In this study, we aimed to improve the surgical procedure for neovaginoplasty by replacing the traditional skin graft with a biological graft to achieve satisfactory anatomical and functional results with minimal scars. The modified McIndoe using SIS graft was compared with the traditional skin graft method based on various parameters. Because the SIS graft should take a long time to complete the mucous membrane of the vagina, especially at the tip of the vagina, this process often takes 6 months or longer, and according to the SIS patch vaginoplasty performed before 2012, the increased mold placement time of the surgical SIS group could effectively prevent the premature removal of the vagina. So patients in the SIS group requested to wear the mold for 12 months, while patients in the skin graft group were asked to wear it for 3 months, this could not influence the results. The SIS graft group showed advantages over the skin graft group, with significantly less bleeding volume and operative time. No statistically significant differences were observed in postoperative morbidity. However, the major drawback of neovaginoplasty using SIS graft is the higher cost of the SIS graft. And we found that there were some polyps specifically that grew in the SIS graft, the main reason may be that Polyp is a vegetation produced by mucosal tissue, while SIS graft provides mucoalized vagina, the friction with the mold may cause repeated stimulation, and finally lead to small polyps on the top. Even, the SIS graft still showed a great advantage.

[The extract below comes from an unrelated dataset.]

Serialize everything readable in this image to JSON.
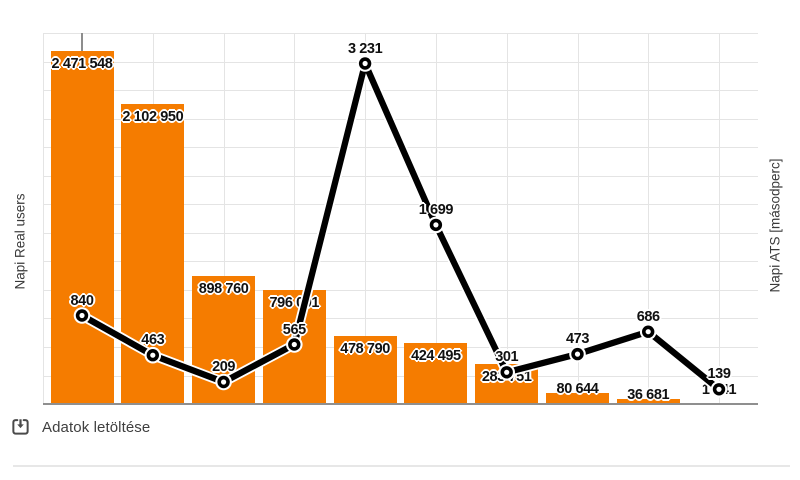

We also compared the vaginal depth and FSFI index during follow-up in the two groups. The mean depth and width of the artificial vagina in both groups did not show significant differences. Shrinkage was maintained low due to the correct mold placement under our guidance. Regarding functional outcomes, the modified McIndoe neovaginoplasty using SIS graft showed higher total FSFI scores and subseries in lubrication, orgasm, and satisfaction. The main reason may be biological SIS grafts provide a more lubricant and moister neovagina compared with the skin graft. The total FSFI scores in our study are comparable to most of the previous studies of vaginoplasty in China32 but lower than some reports aboard.3 The variation may be due to differences in race and culture.

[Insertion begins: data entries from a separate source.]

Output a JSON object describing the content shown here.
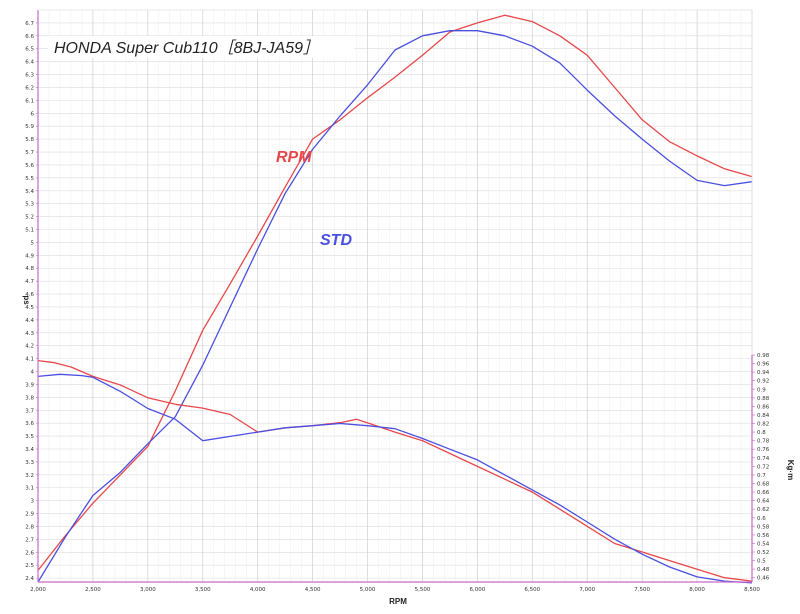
{
  "chart_data": {
    "type": "line",
    "title": "HONDA   Super Cub110［8BJ-JA59］",
    "xlabel": "RPM",
    "ylabel_left": "ps",
    "ylabel_right": "Kg·m",
    "xlim": [
      2000,
      8500
    ],
    "ylim_left": [
      2.37,
      6.8
    ],
    "ylim_right": [
      0.45,
      0.98
    ],
    "x_ticks": [
      2000,
      2500,
      3000,
      3500,
      4000,
      4500,
      5000,
      5500,
      6000,
      6500,
      7000,
      7500,
      8000,
      8500
    ],
    "x_tick_labels": [
      "2,000",
      "2,500",
      "3,000",
      "3,500",
      "4,000",
      "4,500",
      "5,000",
      "5,500",
      "6,000",
      "6,500",
      "7,000",
      "7,500",
      "8,000",
      "8,500"
    ],
    "y_left_ticks": [
      "2.4",
      "2.5",
      "2.6",
      "2.7",
      "2.8",
      "2.9",
      "3",
      "3.1",
      "3.2",
      "3.3",
      "3.4",
      "3.5",
      "3.6",
      "3.7",
      "3.8",
      "3.9",
      "4",
      "4.1",
      "4.2",
      "4.3",
      "4.4",
      "4.5",
      "4.6",
      "4.7",
      "4.8",
      "4.9",
      "5",
      "5.1",
      "5.2",
      "5.3",
      "5.4",
      "5.5",
      "5.6",
      "5.7",
      "5.8",
      "5.9",
      "6",
      "6.1",
      "6.2",
      "6.3",
      "6.4",
      "6.5",
      "6.6",
      "6.7"
    ],
    "y_right_ticks": [
      "0.46",
      "0.48",
      "0.5",
      "0.52",
      "0.54",
      "0.56",
      "0.58",
      "0.6",
      "0.62",
      "0.64",
      "0.66",
      "0.68",
      "0.7",
      "0.72",
      "0.74",
      "0.76",
      "0.78",
      "0.8",
      "0.82",
      "0.84",
      "0.86",
      "0.88",
      "0.9",
      "0.92",
      "0.94",
      "0.96",
      "0.98"
    ],
    "series": [
      {
        "name": "RPM",
        "metric": "power",
        "axis": "left",
        "color": "#e8474a",
        "x": [
          2000,
          2250,
          2500,
          2750,
          3000,
          3250,
          3500,
          3750,
          4000,
          4250,
          4500,
          4750,
          5000,
          5250,
          5500,
          5750,
          6000,
          6250,
          6500,
          6750,
          7000,
          7250,
          7500,
          7750,
          8000,
          8250,
          8500
        ],
        "values": [
          2.46,
          2.73,
          2.98,
          3.2,
          3.42,
          3.85,
          4.32,
          4.68,
          5.05,
          5.43,
          5.8,
          5.95,
          6.12,
          6.28,
          6.45,
          6.63,
          6.7,
          6.76,
          6.71,
          6.6,
          6.45,
          6.2,
          5.95,
          5.78,
          5.67,
          5.57,
          5.51
        ]
      },
      {
        "name": "STD",
        "metric": "power",
        "axis": "left",
        "color": "#4a4fe0",
        "x": [
          2000,
          2250,
          2500,
          2750,
          3000,
          3250,
          3500,
          3750,
          4000,
          4250,
          4500,
          4750,
          5000,
          5250,
          5500,
          5750,
          6000,
          6250,
          6500,
          6750,
          7000,
          7250,
          7500,
          7750,
          8000,
          8250,
          8500
        ],
        "values": [
          2.37,
          2.72,
          3.04,
          3.22,
          3.44,
          3.65,
          4.05,
          4.5,
          4.95,
          5.38,
          5.72,
          5.98,
          6.22,
          6.49,
          6.6,
          6.64,
          6.64,
          6.6,
          6.52,
          6.39,
          6.18,
          5.98,
          5.8,
          5.63,
          5.48,
          5.44,
          5.47
        ]
      },
      {
        "name": "RPM",
        "metric": "torque",
        "axis": "right",
        "color": "#e8474a",
        "x": [
          2000,
          2150,
          2300,
          2500,
          2750,
          3000,
          3250,
          3500,
          3750,
          4000,
          4250,
          4500,
          4750,
          4900,
          5250,
          5500,
          5750,
          6000,
          6250,
          6500,
          6750,
          7000,
          7250,
          7500,
          7750,
          8000,
          8250,
          8500
        ],
        "values": [
          0.967,
          0.962,
          0.952,
          0.93,
          0.91,
          0.88,
          0.865,
          0.856,
          0.841,
          0.8,
          0.81,
          0.815,
          0.822,
          0.83,
          0.8,
          0.78,
          0.75,
          0.72,
          0.69,
          0.66,
          0.62,
          0.58,
          0.54,
          0.52,
          0.5,
          0.48,
          0.46,
          0.452
        ]
      },
      {
        "name": "STD",
        "metric": "torque",
        "axis": "right",
        "color": "#4a4fe0",
        "x": [
          2000,
          2200,
          2400,
          2500,
          2750,
          3000,
          3250,
          3500,
          3750,
          4000,
          4250,
          4500,
          4750,
          5000,
          5250,
          5500,
          5750,
          6000,
          6250,
          6500,
          6750,
          7000,
          7250,
          7500,
          7750,
          8000,
          8250,
          8500
        ],
        "values": [
          0.93,
          0.935,
          0.932,
          0.928,
          0.895,
          0.855,
          0.83,
          0.78,
          0.79,
          0.8,
          0.81,
          0.815,
          0.82,
          0.815,
          0.808,
          0.785,
          0.76,
          0.735,
          0.7,
          0.665,
          0.63,
          0.59,
          0.55,
          0.515,
          0.485,
          0.462,
          0.452,
          0.448
        ]
      }
    ],
    "annotations": [
      {
        "text": "RPM",
        "color": "#e8474a"
      },
      {
        "text": "STD",
        "color": "#4a4fe0"
      }
    ],
    "grid": true
  }
}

The limitation of the present study is its non-randomized design. Further randomized studies are necessary to compare the two surgical methods. Additionally, future studies could explore further comparisons of other common procedures, such as the Davydov procedure and other methods. Psychological studies to evaluate postoperative mental health problems in patients are also necessary.

Disclosure

The authors report no conflicts of interest in this work.